Roger Scruton e gli equivoci di un liberalconservatore

“Conservatore” è una definizione equivoca che comporta numerosi interrogativi; ancora di più lo è quella di “liberalconservatore”. L’una e l’altra sono segni della contraddizione in cui cadono coloro che non intendono unirsi alla congrega dei progressisti, ma al tempo stesso temono di essere additati come irriducibili custodi di una tradizione ormai sempre più vilipesa.

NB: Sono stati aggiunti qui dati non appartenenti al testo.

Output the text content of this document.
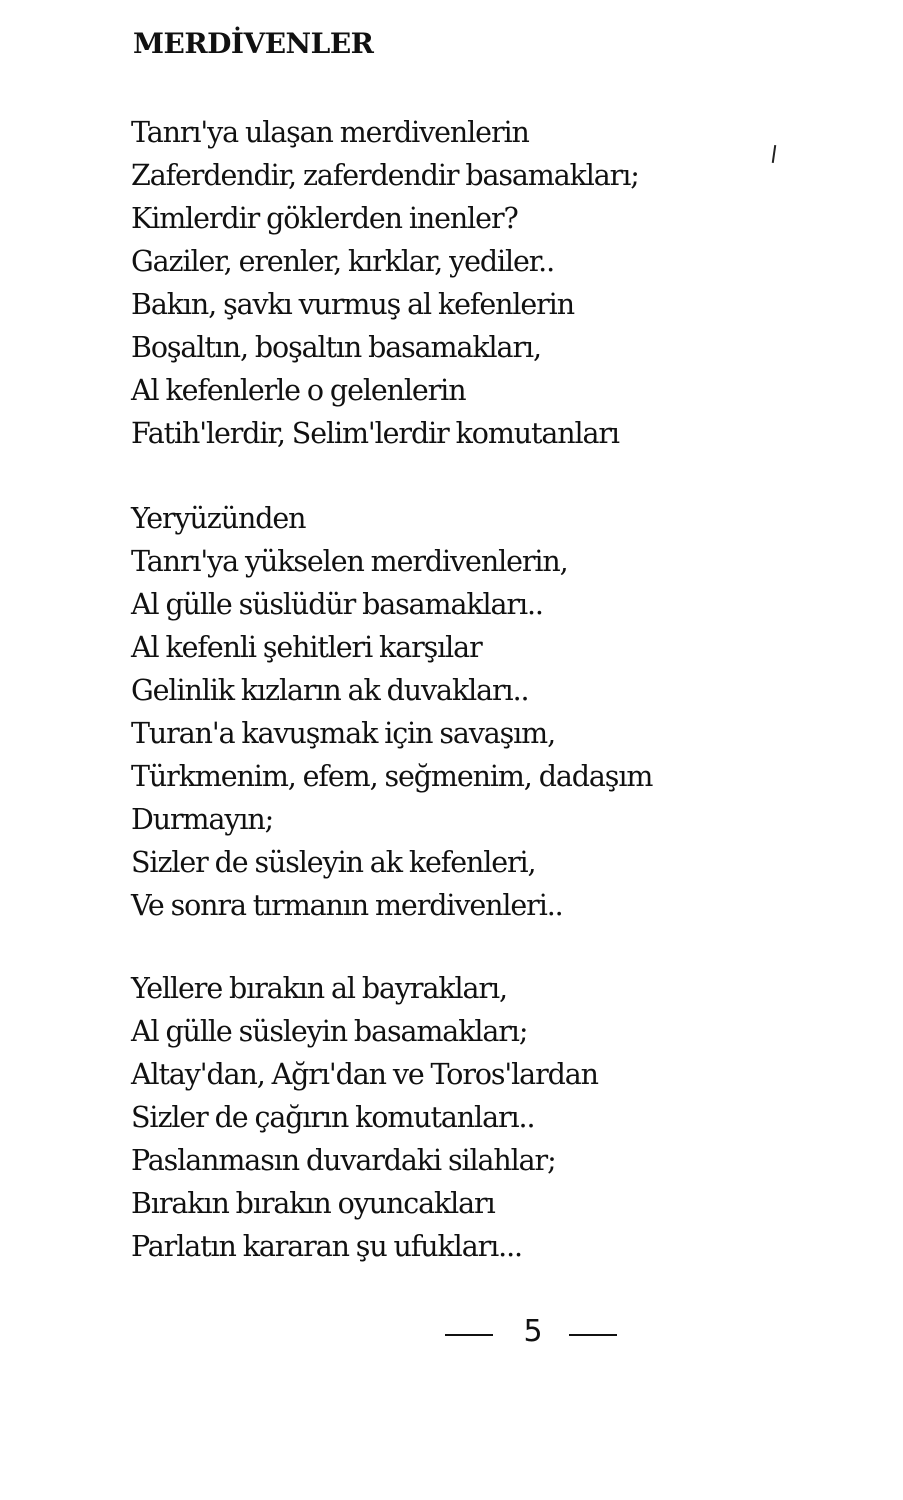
MERDİVENLER
Tanrı'ya ulaşan merdivenlerin
Zaferdendir, zaferdendir basamakları;
Kimlerdir göklerden inenler?
Gaziler, erenler, kırklar, yediler..
Bakın, şavkı vurmuş al kefenlerin
Boşaltın, boşaltın basamakları,
Al kefenlerle o gelenlerin
Fatih'lerdir, Selim'lerdir komutanları
Yeryüzünden
Tanrı'ya yükselen merdivenlerin,
Al gülle süslüdür basamakları..
Al kefenli şehitleri karşılar
Gelinlik kızların ak duvakları..
Turan'a kavuşmak için savaşım,
Türkmenim, efem, seğmenim, dadaşım
Durmayın;
Sizler de süsleyin ak kefenleri,
Ve sonra tırmanın merdivenleri..
Yellere bırakın al bayrakları,
Al gülle süsleyin basamakları;
Altay'dan, Ağrı'dan ve Toros'lardan
Sizler de çağırın komutanları..
Paslanmasın duvardaki silahlar;
Bırakın bırakın oyuncakları
Parlatın kararan şu ufukları...
5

Un posto di rilievo nel comodo e accomodante circolo liberalconservatore
occupa il filosofo anglosassone Roger Scruton al quale va, però, riconosciuto di non essere stato in alcun momento condiscendente verso la catastrofica politica dei regimi e dei partiti collettivistici e nei riguardi del servilismo di quegli intellettuali che hanno tenuto un comportamento da cortigiani dinanzi ai tiranni del blocco socialista.

Anche stavolta, all’indomani della strage di Parigi, non è rimasto in silenzio e non si è limitato al solito fraseggio piagnucoloso e tribunizio. Ha sottolineato, nel corso di un’intervista, l’estraneità della legge coranica alla civiltà occidentale che, come tutte le grandi civiltà, ha trovato la sua ragion d’essere e la sua spirituale stabilità in una religione. Nel caso specifico la cristiana.

A un certo punto, però, il discorso di Scruton ha perduto la sua chiarezza e la sua consequenzialità fino a giungere all’assurdo di porre sullo stesso piano cristianesimo e … Illuminismo, concedendo ad una ideologia spiritualmente, moralmente e intellettualmente devitalizzante, sin dal primo manifestarsi, un riconoscimento e un merito che certo non le spettano. Il pensatore d’oltre Manica non ignora, infatti, che l’illuminismo è nato per distruggere dalle fondamenta la civiltà cristiana avvantaggiandosi anche del notevole aiuto offertogli purtroppo da chi – uomini di chiesa e di cultura – questa civiltà avrebbe dovuto proteggere e alimentare.

Tali opportune riserve non intaccano la stima nei riguardi di un uomo, un pensatore che, va ribadito, non ha esitato ai tempi del conformismo e del vassallaggio politico e culturale ad esprimere il suo incondizionato appoggio agli uomini liberi che nell’Unione Sovietica come nei paesi satelliti, non si piegarono al dispotismo comunista.